Given is a polynomial $f \in \mathbb Z [X]$, such that $2\nmid f(0)$ and $2\nmid f(1)$. Show:
(I) $f$ has no roots in $\mathbb Z$.
(II) If the leading coefficient of $f$ is odd, $f$ has no roots in $\mathbb Q$.
My idea:
$f=a_nX^n+a_{n-1}X^{n-1}+...+a_1X+a_0 \in \mathbb Z[X]$. I know that the constant term $a_0$ exists, because of $2 \nmid f(0)$.
(I) $2\nmid f(0)$ leads to $2 \nmid a_0$, which means, that $a_0$ is odd. $2\nmid f(1)$ leads to $a_n+...+a_0$ is odd.
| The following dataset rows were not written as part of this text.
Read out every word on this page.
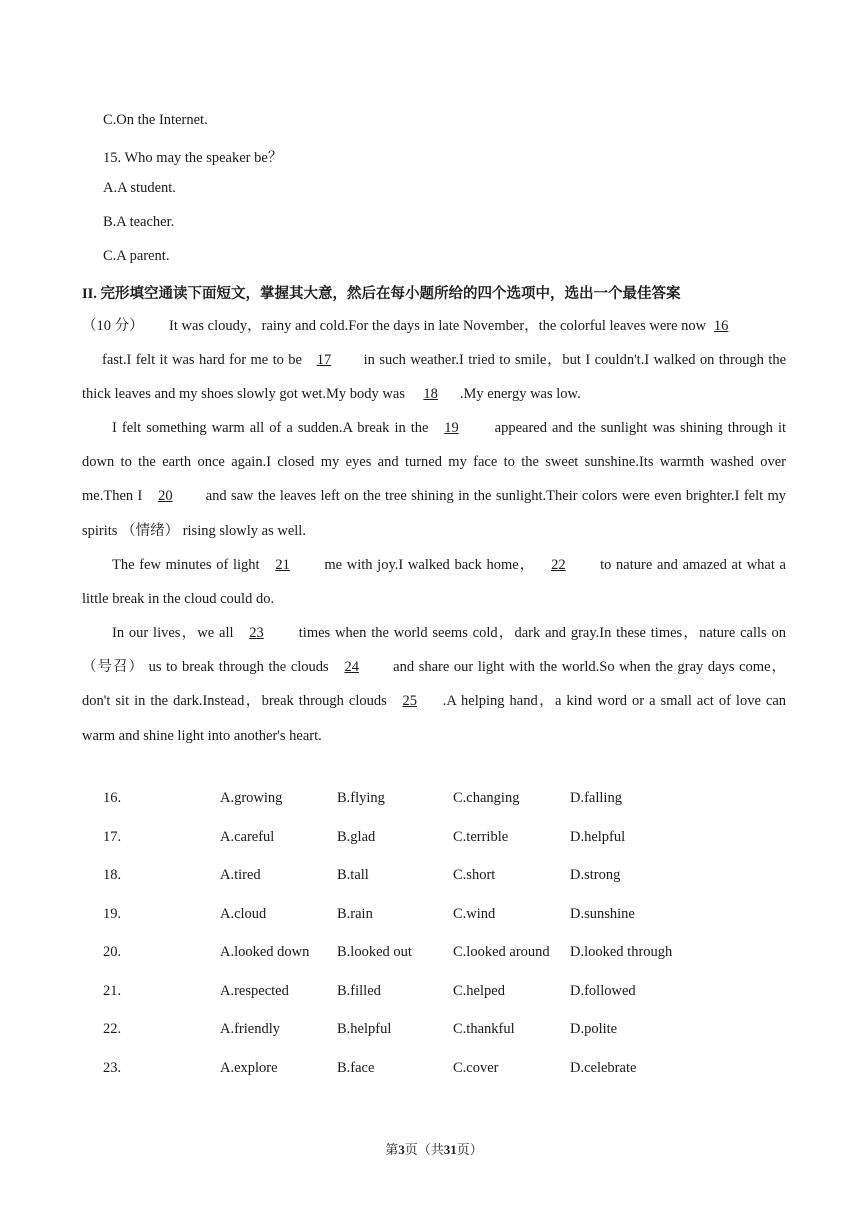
C.On the Internet.
15. Who may the speaker be？
A.A student.
B.A teacher.
C.A parent.
II. 完形填空通读下面短文，掌握其大意，然后在每小题所给的四个选项中，选出一个最佳答案
（10 分） It was cloudy，rainy and cold.For the days in late November，the colorful leaves were now 16
fast.I felt it was hard for me to be 17 in such weather.I tried to smile，but I couldn't.I walked on through the thick leaves and my shoes slowly got wet.My body was 18 .My energy was low.
I felt something warm all of a sudden.A break in the 19 appeared and the sunlight was shining through it down to the earth once again.I closed my eyes and turned my face to the sweet sunshine.Its warmth washed over me.Then I 20 and saw the leaves left on the tree shining in the sunlight.Their colors were even brighter.I felt my spirits （情绪） rising slowly as well.
The few minutes of light 21 me with joy.I walked back home， 22 to nature and amazed at what a little break in the cloud could do.
In our lives，we all 23 times when the world seems cold，dark and gray.In these times，nature calls on （号召） us to break through the clouds 24 and share our light with the world.So when the gray days come，don't sit in the dark.Instead，break through clouds 25 .A helping hand，a kind word or a small act of love can warm and shine light into another's heart.
16.	A.growing	B.flying	C.changing	D.falling
17.	A.careful	B.glad	C.terrible	D.helpful
18.	A.tired	B.tall	C.short	D.strong
19.	A.cloud	B.rain	C.wind	D.sunshine
20.	A.looked down B.looked out	C.looked around D.looked through
21.	A.respected	B.filled	C.helped	D.followed
22.	A.friendly	B.helpful	C.thankful	D.polite
23.	A.explore	B.face	C.cover	D.celebrate
第3页（共31页）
Now I can conclude, that $a_n+...+a_1$ is even, so $2 \mid a_n+...+a_1$. But now I don't know how to go on.
I thought about assuming, that f has at least one root, i.e. $z$. Than $f$ factors into $f(X)=g(X)\cdot(X-z)$, where $g \in \mathbb Z [X]$ with $\mbox{deg}(g)+1= \mbox{deg}(f)$. Since $a_0$ is odd, $z$ and the constant term of $g$ are also odd.